Researchers have identified a promising new strategy to halt the progression of aggressive liver and bowel cancers by targeting a specific protein exploited by the disease. The approach focuses on disrupting a critical biological pathway that these cancers hijack to fuel their uncontrolled growth.
The work centers on the WNT pathway, a natural signalling system that tells cells when to grow and when to stop. Cancers with specific genetic faults can co-opt this system, leading to tumour formation in the intestine and liver. The team discovered that a protein called nucleophosmin (NPM1) is present at high levels in these cancers due to these errors. By blocking NPM1 in laboratory models, they found a way to interrupt the cancer's growth mechanism.
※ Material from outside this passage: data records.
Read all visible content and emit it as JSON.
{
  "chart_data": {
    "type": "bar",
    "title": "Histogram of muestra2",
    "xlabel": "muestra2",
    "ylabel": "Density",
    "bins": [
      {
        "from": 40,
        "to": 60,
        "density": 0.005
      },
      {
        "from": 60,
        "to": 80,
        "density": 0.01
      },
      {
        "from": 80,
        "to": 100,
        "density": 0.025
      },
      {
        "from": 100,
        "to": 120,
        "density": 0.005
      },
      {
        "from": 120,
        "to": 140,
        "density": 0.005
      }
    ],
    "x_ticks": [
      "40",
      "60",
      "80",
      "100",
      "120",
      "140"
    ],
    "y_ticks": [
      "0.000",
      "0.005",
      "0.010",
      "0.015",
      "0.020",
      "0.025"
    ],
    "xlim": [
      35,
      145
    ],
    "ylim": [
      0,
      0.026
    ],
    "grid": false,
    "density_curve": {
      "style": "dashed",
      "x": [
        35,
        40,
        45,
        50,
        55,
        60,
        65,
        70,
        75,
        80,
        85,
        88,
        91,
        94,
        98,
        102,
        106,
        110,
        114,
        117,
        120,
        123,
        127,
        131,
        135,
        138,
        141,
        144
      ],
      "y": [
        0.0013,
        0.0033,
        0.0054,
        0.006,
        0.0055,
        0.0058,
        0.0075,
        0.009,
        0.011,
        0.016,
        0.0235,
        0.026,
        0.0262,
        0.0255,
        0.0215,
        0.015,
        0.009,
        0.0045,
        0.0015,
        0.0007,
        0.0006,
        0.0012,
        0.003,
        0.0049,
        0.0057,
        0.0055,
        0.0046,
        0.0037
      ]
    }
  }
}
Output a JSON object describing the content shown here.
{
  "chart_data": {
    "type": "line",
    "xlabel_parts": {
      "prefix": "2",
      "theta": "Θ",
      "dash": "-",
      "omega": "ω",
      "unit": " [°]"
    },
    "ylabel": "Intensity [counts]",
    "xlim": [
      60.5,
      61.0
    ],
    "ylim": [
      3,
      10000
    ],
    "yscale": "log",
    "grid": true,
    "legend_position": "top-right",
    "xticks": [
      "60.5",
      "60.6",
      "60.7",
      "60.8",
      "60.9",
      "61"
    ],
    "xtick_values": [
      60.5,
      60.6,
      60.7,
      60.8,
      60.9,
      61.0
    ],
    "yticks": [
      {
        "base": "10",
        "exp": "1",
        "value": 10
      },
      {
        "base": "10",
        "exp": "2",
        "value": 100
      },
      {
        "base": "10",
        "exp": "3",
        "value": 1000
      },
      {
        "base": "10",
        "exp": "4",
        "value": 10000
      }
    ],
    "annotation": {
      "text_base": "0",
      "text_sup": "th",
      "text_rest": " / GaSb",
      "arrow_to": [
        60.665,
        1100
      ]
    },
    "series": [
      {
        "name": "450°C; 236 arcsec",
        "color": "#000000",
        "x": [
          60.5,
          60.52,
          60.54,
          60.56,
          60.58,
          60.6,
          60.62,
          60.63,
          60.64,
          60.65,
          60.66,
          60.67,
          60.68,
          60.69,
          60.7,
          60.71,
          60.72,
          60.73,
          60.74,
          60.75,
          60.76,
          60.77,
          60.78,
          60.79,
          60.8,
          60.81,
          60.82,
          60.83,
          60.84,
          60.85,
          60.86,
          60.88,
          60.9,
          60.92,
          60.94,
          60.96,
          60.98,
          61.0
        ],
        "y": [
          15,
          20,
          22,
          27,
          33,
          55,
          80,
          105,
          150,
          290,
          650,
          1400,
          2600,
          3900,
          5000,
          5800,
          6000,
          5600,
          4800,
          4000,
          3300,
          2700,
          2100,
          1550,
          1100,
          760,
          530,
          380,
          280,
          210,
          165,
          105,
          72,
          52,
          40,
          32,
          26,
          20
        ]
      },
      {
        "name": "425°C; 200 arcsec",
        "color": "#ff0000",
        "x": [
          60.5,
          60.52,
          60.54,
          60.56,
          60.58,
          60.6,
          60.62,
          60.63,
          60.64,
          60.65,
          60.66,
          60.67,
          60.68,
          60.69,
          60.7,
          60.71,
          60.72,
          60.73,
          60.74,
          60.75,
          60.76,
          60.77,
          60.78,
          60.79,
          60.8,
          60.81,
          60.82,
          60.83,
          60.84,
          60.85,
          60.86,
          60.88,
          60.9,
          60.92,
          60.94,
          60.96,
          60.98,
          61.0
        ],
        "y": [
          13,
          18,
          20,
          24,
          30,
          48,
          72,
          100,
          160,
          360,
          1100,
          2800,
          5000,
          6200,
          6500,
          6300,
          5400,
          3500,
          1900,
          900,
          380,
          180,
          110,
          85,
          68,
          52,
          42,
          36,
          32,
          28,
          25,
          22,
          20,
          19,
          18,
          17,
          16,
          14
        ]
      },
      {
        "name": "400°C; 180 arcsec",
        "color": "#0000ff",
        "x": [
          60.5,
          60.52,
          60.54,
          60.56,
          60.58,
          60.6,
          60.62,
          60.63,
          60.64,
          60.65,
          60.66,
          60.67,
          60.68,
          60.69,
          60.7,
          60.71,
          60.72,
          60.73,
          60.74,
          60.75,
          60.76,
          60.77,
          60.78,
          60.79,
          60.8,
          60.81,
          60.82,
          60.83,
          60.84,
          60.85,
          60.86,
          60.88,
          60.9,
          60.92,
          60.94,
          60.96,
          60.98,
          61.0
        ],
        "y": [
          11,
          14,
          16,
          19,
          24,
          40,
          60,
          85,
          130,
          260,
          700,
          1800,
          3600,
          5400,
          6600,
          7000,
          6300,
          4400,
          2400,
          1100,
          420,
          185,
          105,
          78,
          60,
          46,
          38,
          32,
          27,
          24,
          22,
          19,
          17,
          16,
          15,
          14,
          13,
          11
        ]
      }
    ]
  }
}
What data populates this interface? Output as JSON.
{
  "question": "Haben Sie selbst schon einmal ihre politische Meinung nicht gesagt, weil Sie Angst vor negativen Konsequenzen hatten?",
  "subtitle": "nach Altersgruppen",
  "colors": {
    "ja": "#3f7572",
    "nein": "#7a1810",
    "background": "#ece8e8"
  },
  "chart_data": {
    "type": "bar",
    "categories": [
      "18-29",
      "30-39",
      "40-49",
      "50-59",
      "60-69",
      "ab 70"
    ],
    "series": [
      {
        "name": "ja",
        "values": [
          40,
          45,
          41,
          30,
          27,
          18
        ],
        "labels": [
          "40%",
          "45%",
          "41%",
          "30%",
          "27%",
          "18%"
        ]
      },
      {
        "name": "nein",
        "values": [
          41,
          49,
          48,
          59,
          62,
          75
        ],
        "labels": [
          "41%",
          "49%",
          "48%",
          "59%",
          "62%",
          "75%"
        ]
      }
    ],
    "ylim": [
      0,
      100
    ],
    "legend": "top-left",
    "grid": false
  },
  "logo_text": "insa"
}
Lead researcher Professor Owen Sansom explained the potential safety and mechanism of this target. "Because NPM1 isn't essential for normal adult tissue health, blocking it could be a safe way to treat certain cancers," he said. "We found that if NPM1 is removed, cancer cells struggle to make proteins properly and this allows a tumour suppressor to activate, preventing cancer growth." This finding is particularly significant for bowel cancer, the second most common cause of cancer death in the region, and liver cancer, which together claim thousands of lives annually.
The next steps involve translating this discovery into a tangible therapy for patients. Researchers will now work to develop drugs capable of effectively and safely blocking the NPM1 protein in humans. This pathway offers a hopeful new direction for treating cancers that currently have limited therapeutic options, potentially leading to more precise and effective treatments in the future.